Der erste Besucherstrom galt allein der Architektur. Das Architektenteam Herzog & DeMeuron hatten das Redbrick-Elektrizitätswerk aus dem vorigen Jahrhundert mit einer Aufsehen erregenden Dachkonstruktion aus Glas umgebaut. Damit ist das Zentrum Londons durch eine neue Ikone zeitgenössischer Architektur bereichert. Dem ursprünglichen Architekten, Charles Gilbert Scott, ist bereits eine Ikone des Londoner Stadtbildes zu verdanken: die traditionellen roten Telefonzellen.

Dennoch ist Charles Gilbert Scott, dessen Vater Bahnhöfe entworfen hat, ein vergessener Designer. Damien Whitmore ist begeistert: „Wir haben also nicht nur ein wunderbares Gebäude in London wiederentdeckt, sondern eine ganze Design-Dynastie, die immerhin hundert Jahre hier gewirkt hat.“


Kehrseite der Medaille

Bis vor kurzem war das Gebiet südlich der Themse, obwohl nur einen Steinwurf von London City entfernt, ein sehr entlegener Stadtteil, der von brach liegenden Industriegeländen dominiert wurde. Das hat sich seit Errichtung der Tate Modern geändert. Heute ist der Bezirk, zumindest im Bereich der Themse, schick geworden. Ein Effekt, der durch die traditionellermaßen kaum gelenkte Stadtentwicklung in London zu rasch kam und übers Ziel hinausschoss. Denn für jene Schichten, die davon eigentlich profitieren sollen, ist Southwalk als Wohngegend nicht mehr finanzierbar.


Kulturelles Brachland

Der Großteil des Stadtteils Southwalk, der sich weit in den Süden erstreckt, ist zwar teurer geworden, aber kulturell kaum neu belebt. Die Moral von der Geschichte: Es sollte nicht verabsäumt werden, in der Umgebung eines solchen Großprojektes Satelliten wie Ateliers oder Galerien anzusiedeln.
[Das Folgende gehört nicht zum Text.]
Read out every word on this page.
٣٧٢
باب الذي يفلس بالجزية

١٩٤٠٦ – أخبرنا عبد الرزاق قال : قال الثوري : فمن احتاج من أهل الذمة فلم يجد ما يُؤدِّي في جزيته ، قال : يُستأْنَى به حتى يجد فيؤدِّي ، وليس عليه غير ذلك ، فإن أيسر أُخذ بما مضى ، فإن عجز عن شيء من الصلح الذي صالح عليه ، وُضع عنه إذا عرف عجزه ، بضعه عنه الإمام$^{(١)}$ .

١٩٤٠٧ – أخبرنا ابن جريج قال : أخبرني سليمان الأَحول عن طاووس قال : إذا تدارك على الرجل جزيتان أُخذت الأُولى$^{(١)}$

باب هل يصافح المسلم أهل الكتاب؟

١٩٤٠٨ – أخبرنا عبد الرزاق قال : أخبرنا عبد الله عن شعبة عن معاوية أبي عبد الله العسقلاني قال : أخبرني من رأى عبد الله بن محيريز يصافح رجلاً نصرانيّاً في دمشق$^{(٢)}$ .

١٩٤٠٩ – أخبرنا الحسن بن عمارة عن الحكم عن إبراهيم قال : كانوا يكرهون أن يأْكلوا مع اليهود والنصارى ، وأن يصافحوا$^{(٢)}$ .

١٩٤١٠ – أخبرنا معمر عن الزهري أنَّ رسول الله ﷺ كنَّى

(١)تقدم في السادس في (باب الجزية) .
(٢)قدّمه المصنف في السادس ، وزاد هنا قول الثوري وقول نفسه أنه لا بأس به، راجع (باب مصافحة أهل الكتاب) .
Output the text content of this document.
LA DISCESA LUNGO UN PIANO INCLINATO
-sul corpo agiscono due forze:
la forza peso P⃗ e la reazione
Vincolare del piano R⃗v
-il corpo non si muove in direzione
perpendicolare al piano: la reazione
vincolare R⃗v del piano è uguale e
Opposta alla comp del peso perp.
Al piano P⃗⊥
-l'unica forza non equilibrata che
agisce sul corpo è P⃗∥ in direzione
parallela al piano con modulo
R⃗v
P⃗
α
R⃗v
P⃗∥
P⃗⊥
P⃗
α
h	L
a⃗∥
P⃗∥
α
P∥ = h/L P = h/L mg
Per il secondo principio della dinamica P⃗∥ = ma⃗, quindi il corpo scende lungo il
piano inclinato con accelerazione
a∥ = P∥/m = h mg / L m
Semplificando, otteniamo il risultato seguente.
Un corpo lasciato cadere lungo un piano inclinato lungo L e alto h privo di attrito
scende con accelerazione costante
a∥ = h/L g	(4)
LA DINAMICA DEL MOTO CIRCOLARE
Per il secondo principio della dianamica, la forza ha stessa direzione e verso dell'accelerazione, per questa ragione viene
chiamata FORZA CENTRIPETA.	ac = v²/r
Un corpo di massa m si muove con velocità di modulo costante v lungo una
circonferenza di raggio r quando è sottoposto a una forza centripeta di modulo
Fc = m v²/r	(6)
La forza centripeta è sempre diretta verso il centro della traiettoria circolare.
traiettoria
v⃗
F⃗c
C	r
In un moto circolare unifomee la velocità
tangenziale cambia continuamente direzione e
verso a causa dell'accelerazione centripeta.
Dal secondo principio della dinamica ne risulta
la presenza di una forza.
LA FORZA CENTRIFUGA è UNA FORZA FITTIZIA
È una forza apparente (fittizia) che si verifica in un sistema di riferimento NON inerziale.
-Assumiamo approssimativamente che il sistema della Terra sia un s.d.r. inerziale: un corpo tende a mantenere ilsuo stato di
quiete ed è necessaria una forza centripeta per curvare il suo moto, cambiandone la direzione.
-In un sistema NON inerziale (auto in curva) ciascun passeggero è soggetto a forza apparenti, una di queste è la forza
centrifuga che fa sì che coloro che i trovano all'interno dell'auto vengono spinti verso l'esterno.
Wie gelingt es also die Dynamik, die kulturelle Großprojekte wie die Tate Modern oder das Museumsquartier mit sich bringen, möglichst produktiv für das gesamte Umfeld auszunützen? Welche Lehren kann Wien aus den Erfahrungen Londons ziehen? Eine vom Museumsquartier initiierte Veranstaltungsreihe wird Fragen wie diese erörtern. Den Beginn machte am Mittwoch Damien Withmore von der Tate Gallery, der im RadioKulturhaus über „Kunst und Kultur als Motor der Stadtentwicklung“ referierte.


Diskussionsreihe

Die nächste Veranstaltung der Serie „1:2001“ am 27. April wird die Möglichkeit bieten, die Rolle der so genannten „Cultural Industries“ im zukünftigen „Quartier 21“ zu analysieren. Das Impulsreferat zur Diskussion über die gesamteuropäische Bedeutung dieses Sektors wird Justin O'Connor vom Manchester Institute of Popular Culture halten. Am 29. Mai gibt es dann eine Diskussion zum Thema „Hubs, Networks und Links. Kulturorganisationen im globalen Kontext“.